Garvey Schubert Barer Legal Update, July 30, 2013.
On June 28, 2013, SBA issued final, tougher regulations under the 2010 Jobs Act to crack down on companies that are not small, but receive federal contract awards or advantages intended for small businesses. The tough new rules better protect eligible small businesses, but also create significant bad consequences if a business intentionally misrepresents its size or disadvantaged status. This Alert highlights the most significant provisions of the amended SBA small business size and status rules.
- The Government’s Loss Will Be Equal to the Full Value of the Contract, When the Contract is Obtained through Willful Misrepresentation of Small Business Status
Under the 2010 Small Business Act and the new SBA rules, there will be a presumption that the Government’s loss is the entire value of the contract, regardless of the Government’s actual loss, if the Government proves willful misrepresentation of small business size or status. Thus, if a large company wins a $20 million small business set aside by intentionally misrepresenting its size, then the Government’s claim for losses will be $20 million. If treble damages under the False Claims Act are awarded, then the damages owed by the guilty company will be $60 million, plus per-incident fines. The presumption applies across the board: the SBA rules say that the “presumption of loss shall be applied in all manner of criminal, civil, administrative, contractual, common law, or other actions . . .” SBA indicated that the presumption will apply not only to contracts set aside for small businesses, but also to “price evaluation preferences, source selection factors, and other mechanisms which somehow classify a solicitation as intended for award to specific entities.”

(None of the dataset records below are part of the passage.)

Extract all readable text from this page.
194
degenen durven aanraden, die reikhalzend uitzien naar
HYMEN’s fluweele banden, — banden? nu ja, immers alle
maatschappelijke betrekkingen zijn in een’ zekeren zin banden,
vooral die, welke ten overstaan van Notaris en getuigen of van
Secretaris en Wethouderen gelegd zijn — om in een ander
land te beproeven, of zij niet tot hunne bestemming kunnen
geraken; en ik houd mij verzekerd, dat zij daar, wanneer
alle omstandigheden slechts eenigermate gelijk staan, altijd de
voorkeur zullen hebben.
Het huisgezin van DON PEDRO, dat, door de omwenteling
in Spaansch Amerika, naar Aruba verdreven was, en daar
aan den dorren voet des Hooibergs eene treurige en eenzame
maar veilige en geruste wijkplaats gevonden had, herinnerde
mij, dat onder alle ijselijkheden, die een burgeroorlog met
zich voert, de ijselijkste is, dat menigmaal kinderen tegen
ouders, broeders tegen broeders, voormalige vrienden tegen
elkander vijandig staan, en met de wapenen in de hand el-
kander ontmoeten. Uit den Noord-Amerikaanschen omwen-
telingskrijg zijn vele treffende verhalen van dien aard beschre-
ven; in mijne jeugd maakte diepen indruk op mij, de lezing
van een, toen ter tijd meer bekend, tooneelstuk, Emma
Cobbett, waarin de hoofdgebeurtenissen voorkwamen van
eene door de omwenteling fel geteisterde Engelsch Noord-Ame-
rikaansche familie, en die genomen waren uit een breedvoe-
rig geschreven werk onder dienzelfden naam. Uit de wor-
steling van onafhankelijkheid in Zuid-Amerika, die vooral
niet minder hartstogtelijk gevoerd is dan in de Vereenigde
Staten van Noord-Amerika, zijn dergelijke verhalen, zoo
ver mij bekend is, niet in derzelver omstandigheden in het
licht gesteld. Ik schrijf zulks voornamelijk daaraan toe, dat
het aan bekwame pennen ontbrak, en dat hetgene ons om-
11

- Submission of Offer or Application Intended for Small Business Concerns Deemed a “Affirmative and Willful” Certification
Under the new rules, there are several new ways to “willfully” certify small business size and status. Submitting a bid, proposal, offer, or application for any federal contract, grant or subcontract intended for award to a small business will be deemed an “affirmative, willful and intentional” certification of size and status. Also, if a bid or proposal in any way “encourages” an agency to classify an award as one to a small business concern, the “deemed certification” rule will apply. Registration in any Federal database (such as ORCA or SAM) as a small business will also be treated as a “deemed certification.”
- Signature of Authorized Officer Required
The new regulations specifically require an authorized official to sign the small business size and status certification page of any solicitation, bid or proposal for a Federal contract, subcontract, or grant. SBA indicates that the FAR Council will adopt a counterpart rule.
- No Liability for “Unintentional Errors”
The SBA rule provides that the “presumption” and “deemed certification” rules set forth above may be determined not to apply in the case of “unintentional errors, technical malfunctions, and other similar situations that demonstrate that a misrepresentation of size or status was not affirmative, intentional, willful or actionable under the False Claims Act.” SBA clarified that a prime contractor acting in good faith should not be held liable for misrepresentations made by its subcontractors, nor will a business concern be liable for the government’s mistakes in classifying that concern. SBA set out several factors that will be considered in assessing whether a representation was “willful,” including: the concern’s internal management procedures governing status representations or certifications, the clarity or ambiguity of the representation or certification requirement, and any efforts made to correct an incorrect or invalid representation or certification in a timely manner.
The new rules go into effect on August 27, 2013. They have serious consequences for all federal contractors and grantees, and subcontractors. Growth, affiliations with other companies, and changes in ownership can undermine the validity of a firm’s assumptions about its small or disadvantaged business status. Such assumptions can lead to incorrect certifications or misstatements about size or status. The Jobs Act legislation and new SBA regulations increase the risk of potentially disastrous consequences of such errors. Penalties for false size or status certifications are severe, and include suspension or debarment, civil penalties and treble damages under the False Claims Act (which will now be measured by the full value of the contract, per the “presumption”), and criminal penalties under the Small Business Act. Before taking any action that would constitute a “deemed certification,” or otherwise making any representation concerning small or disadvantaged business status, be sure your company meets the necessary qualifications, giving full consideration to current revenues and/or number of employees, all affiliations, and any changes in management or control.